A job applicant attends a job fair, July 19, 2016, in Miami Lakes, Fla. (Photo: Lynne Sladky/AP)

But the health care sector, which “has been one of the main areas of job growth in recent years,” would suffer the greatest decrease in jobs, losing 24,000 jobs by 2018, and see about 725,000 fewer jobs by 2026, according to the study.

“We estimate at that point that’s one in every 30 health care jobs in the country no longer exist because of the House health bill,” Ku said. “We find this phenomenon happening in nearly every state. It’s a fairly common pattern.”

The bill’s tax cuts would also benefit higher-income people at the expense of low- and middle-income people, Ku said.

“When you give tax cuts to wealthy people, that is not an effective way to stimulate the economy,” Ku said. “If you give a thousand dollars in resources to a low- or middle-income person, they’re more likely to spend the money, so that will lead to more jobs because they are consuming more goods. A billionaire is more likely to invest the money in savings.”

According to the study, states that expanded Medicaid and had received more federal funding would face the brunt of the negative economic effects, facing “faster and deeper” losses. The study considered factors that could change the economic and employment effects, such as the extent to which states gained coverage in the Affordable Care Act, the cost of health insurance per state, age structure, state population size, and tax distribution. States that would be hit the hardest include New York, Pennsylvania and Florida. Only four states — Washington, Utah, Hawaii and Colorado — would see a long-term increase in employment rates, but likely still face eventual decreases due to the spread of effects of the reductions in health care support.

The Senate is preparing to unveil its own version of the bill.

To avoid the negative economic effects predicted in the study, Ku said that future versions of the bill should rework the funding cuts and tax cuts.

“If the Senate could sort of rebalance that so that … the health care cuts are smaller and or that the tax changes benefit low or middle income people — that would help a lot,” Ku said.  — Julia Munslow


Trump feels ‘very good’ about Senate health care bill, whatever it is, White House says

President Donald Trump speaks with Republican senators at the White House, June 13, 2017. (Photo: Susan Walsh/AP)
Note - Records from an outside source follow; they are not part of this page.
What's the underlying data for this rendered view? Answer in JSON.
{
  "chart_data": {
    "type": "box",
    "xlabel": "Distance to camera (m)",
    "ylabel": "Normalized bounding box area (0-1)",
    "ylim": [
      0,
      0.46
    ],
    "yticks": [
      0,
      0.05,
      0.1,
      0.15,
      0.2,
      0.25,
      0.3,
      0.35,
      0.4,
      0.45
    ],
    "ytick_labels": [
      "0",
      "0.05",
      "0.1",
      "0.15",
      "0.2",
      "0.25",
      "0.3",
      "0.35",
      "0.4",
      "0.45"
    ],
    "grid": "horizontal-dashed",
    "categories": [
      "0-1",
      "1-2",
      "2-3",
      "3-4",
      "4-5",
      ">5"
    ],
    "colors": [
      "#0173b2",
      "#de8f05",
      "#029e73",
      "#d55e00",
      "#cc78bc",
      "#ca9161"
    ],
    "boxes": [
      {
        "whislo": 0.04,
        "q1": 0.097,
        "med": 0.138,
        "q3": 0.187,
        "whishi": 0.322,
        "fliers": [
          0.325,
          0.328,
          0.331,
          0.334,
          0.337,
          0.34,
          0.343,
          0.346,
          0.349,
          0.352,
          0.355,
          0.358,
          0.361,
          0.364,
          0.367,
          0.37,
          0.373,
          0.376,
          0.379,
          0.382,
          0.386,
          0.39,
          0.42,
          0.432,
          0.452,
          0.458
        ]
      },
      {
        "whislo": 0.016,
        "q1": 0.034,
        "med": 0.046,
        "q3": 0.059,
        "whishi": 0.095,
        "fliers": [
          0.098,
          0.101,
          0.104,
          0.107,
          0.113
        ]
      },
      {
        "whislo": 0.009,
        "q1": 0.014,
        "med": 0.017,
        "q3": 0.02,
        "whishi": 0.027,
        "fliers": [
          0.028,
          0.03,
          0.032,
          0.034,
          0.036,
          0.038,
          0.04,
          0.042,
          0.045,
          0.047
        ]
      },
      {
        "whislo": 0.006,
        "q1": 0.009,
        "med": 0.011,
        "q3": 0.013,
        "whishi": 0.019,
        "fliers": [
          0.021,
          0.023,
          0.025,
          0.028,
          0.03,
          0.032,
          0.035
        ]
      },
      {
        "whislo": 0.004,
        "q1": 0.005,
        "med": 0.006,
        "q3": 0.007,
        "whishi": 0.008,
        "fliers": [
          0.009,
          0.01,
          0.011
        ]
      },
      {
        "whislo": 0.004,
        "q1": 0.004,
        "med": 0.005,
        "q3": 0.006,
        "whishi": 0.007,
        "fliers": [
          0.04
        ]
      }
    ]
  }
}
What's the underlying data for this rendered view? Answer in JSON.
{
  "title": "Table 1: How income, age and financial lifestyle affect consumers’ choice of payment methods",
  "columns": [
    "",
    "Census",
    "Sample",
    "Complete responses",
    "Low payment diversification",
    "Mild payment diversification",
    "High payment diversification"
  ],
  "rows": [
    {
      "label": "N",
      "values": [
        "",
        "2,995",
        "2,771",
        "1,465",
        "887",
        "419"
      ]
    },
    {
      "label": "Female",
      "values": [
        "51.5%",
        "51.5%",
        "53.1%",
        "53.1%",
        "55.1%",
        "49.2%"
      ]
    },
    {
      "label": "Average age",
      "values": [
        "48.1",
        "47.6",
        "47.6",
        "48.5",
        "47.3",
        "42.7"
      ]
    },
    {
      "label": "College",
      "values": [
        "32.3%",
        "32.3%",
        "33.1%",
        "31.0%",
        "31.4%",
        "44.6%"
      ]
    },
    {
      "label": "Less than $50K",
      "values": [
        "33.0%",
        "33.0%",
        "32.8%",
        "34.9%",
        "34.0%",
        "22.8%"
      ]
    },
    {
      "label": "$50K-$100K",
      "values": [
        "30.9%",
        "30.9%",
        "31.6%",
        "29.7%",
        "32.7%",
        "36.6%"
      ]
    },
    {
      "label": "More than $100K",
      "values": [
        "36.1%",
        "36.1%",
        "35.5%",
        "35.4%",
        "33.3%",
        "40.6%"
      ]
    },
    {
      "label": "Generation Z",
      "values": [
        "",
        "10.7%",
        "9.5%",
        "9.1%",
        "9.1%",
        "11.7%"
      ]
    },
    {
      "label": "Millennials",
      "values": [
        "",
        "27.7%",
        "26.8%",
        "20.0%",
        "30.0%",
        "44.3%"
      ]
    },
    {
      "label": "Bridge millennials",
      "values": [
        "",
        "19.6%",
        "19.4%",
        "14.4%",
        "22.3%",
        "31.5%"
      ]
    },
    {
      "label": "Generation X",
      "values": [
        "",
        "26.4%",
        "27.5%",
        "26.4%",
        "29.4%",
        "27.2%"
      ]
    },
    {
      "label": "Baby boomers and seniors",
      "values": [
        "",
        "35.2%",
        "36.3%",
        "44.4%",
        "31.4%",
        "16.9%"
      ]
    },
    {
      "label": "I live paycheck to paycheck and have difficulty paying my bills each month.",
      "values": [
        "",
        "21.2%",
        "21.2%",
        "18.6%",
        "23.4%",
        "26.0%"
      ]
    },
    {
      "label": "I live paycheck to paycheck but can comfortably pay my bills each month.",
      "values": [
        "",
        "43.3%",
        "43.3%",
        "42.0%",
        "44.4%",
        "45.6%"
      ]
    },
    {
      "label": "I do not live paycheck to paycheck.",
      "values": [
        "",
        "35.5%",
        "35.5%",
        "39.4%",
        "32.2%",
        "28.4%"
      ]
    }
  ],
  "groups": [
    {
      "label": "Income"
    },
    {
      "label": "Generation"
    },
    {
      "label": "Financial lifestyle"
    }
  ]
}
WASHINGTON — President Donald Trump feels “very good” about the Senate’s progress in drafting its own version of his signature health care bill, White House press secretary Sean Spicer told reporters Monday.

When asked if the president or members of his legislative team has seen a copy of the bill, however, Spicer said he did not know.

Spicer said the administration was confident the bill would eventually make its way to the president’s desk.

“This is something Senate Majority Leader McConnell is working very closely with the administration on,” Spicer said. “We feel very good about the progress that has been happening in the meetings.

“I know [the legislative team] is in constant contact,” Spicer said, adding that McConnell “knows his members, he knows the Senate and he knows this issue” in determining when to hold a vote.